Prior animal and human studies have shown that early exposures to stress enlarge and increase activation of the brain’s amygdala and that these changes are associated with anxiety behaviors. The amygdala is an early developing limbic system structure that is involved in emotional learning. Its cells have large numbers of “receptors” that take up stress hormones. Production of the hormone receptors, though, may be diminished by stress. Research indicates

that stress can promote “epigenetic” changes in DNA that silence the genes that ordinarily produce hormone receptors. The investigators hypothesize that children with a history of early life stress

will have greater epigenetic modifications; and, that these modifications will be associated with altered limbic system development that influences stress-induced anxiety behaviors.

They will test this hypothesis by correlating imaging, genetic, and behavioral data from a total of 250 children in two groups: one group consists of children who as infants were in an orphanage (stressful environment) but then adopted; the other group consists of children who have always lived with their birth parents.Children in both groups range from ages 3-17, enabling the investigators to associate genetic, brain, and behavioral changes seen during a 14 year time frame. Building upon an NIH-funded study of these children, investigators now will assess MRI and fMRI imaging that, respectively, views structural and functional development of the amygdala in the children that has occurred over this 14 year timeframe. Imaging data will be correlated with gene samples (taken from cheek swabs) to assess patterns of epigenetic changes that occurred over

this 14-year period; these findings will be correlated with behavioral tests measuring current levels of anxiety in the children. Investigators anticipate: 1) that children with an early life stress history will show evidence of genetic modification; and 2)that the genetic modifications will be associated with developmental alterations in the brain’s limbic system that mediate behavioral anxiety. .

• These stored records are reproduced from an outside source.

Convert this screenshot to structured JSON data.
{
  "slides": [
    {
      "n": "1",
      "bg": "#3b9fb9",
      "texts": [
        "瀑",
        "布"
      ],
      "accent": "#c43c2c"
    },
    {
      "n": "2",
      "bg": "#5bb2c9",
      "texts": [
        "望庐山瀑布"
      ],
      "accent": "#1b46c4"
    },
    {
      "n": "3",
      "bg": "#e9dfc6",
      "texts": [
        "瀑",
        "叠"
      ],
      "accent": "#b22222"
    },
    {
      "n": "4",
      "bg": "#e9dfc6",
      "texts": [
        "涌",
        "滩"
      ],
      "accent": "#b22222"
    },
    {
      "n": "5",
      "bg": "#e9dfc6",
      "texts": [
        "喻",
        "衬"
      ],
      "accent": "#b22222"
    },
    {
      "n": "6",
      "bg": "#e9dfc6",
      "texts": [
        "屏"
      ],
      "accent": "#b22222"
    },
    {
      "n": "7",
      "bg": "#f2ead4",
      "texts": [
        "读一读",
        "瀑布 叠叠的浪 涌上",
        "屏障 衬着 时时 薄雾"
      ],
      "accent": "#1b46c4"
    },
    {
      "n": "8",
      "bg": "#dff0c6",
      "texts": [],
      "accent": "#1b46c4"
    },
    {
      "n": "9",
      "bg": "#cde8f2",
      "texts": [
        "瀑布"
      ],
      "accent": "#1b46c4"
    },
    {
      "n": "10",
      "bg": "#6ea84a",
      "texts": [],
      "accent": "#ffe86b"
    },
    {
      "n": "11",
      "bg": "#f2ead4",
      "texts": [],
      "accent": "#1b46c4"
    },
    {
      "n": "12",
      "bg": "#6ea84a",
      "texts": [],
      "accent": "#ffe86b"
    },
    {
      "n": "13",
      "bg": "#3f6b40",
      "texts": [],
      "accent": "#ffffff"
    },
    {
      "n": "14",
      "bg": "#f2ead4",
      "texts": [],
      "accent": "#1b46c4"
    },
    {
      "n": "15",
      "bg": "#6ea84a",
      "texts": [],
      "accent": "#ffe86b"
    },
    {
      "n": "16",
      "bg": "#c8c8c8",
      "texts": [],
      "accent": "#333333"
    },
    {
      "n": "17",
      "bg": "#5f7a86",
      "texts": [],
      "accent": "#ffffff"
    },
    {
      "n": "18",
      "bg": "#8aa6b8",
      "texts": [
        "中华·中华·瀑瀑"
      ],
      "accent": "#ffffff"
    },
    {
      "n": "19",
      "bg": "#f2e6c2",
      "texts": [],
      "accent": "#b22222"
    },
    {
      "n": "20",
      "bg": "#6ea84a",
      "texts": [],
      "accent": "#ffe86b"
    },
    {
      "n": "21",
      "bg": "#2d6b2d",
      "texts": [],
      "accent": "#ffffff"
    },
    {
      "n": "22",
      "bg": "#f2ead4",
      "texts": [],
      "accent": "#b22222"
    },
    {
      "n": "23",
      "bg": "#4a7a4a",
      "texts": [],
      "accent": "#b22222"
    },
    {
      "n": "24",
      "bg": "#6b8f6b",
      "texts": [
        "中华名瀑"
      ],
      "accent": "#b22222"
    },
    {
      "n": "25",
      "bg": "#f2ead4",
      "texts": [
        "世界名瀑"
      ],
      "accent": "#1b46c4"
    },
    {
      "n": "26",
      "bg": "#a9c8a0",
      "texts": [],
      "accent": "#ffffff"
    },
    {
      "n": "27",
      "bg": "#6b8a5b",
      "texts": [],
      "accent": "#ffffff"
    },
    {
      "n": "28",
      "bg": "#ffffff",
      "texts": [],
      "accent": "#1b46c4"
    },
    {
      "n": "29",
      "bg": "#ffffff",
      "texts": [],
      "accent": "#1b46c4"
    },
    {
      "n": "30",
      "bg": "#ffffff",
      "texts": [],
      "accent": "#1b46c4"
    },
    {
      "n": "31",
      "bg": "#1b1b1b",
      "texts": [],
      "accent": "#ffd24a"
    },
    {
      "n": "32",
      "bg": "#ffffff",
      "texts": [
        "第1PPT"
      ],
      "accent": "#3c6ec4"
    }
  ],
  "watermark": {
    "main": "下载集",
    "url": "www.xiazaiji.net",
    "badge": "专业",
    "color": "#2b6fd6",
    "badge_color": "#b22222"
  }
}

Significance: The research may help to elucidate the process by which early life stress influences later mental health, and may identify critical stress-related vulnerable points in brain development that could be amenable to preventive (pharmacologic or behavioral)interventions.

Investigator Biographies

Nim Tottenham, Ph.D.

Nim Tottenham, Ph.D. (Assistant Professor of Psychology, University of California Los Angeles) studies the development of the human amygdala and its connections with cortical regions. She received her training at the University of Minnesota, with Dr. Charles Nelson and Dr. Megan Gunnar, and then at the Sackler Institute for Developmental Psychobiology, Weill Cornell Medical College under the mentorship of Dr. BJ Casey. Her program of research focuses on amygdala development from early childhood through adolescence and young adulthood. To better understand the role of environment influences on the amygdala, her work also examines development following exposure to early-life adversity. Her methods include structural and functional neuroimaging (magnetic resonance imaging), laboratory-based behavior, and physiological measures using both large cross-sectional and longitudinal designs. She is a recipient of the National Institute for Mental Health Biobehavioral Research Awards for Innovative New Scientists (BRAINS), designed to support the research and career development of outstanding early-stage scientists, which has supported much of this work. With funding from the Dana Foundation’s Brain and Immuno-Imaging program, Dr. Tottenham will examine how early-life stress alters human DNA structure as a means of shaping the development of neural structures involved in anxiety and emotion regulation.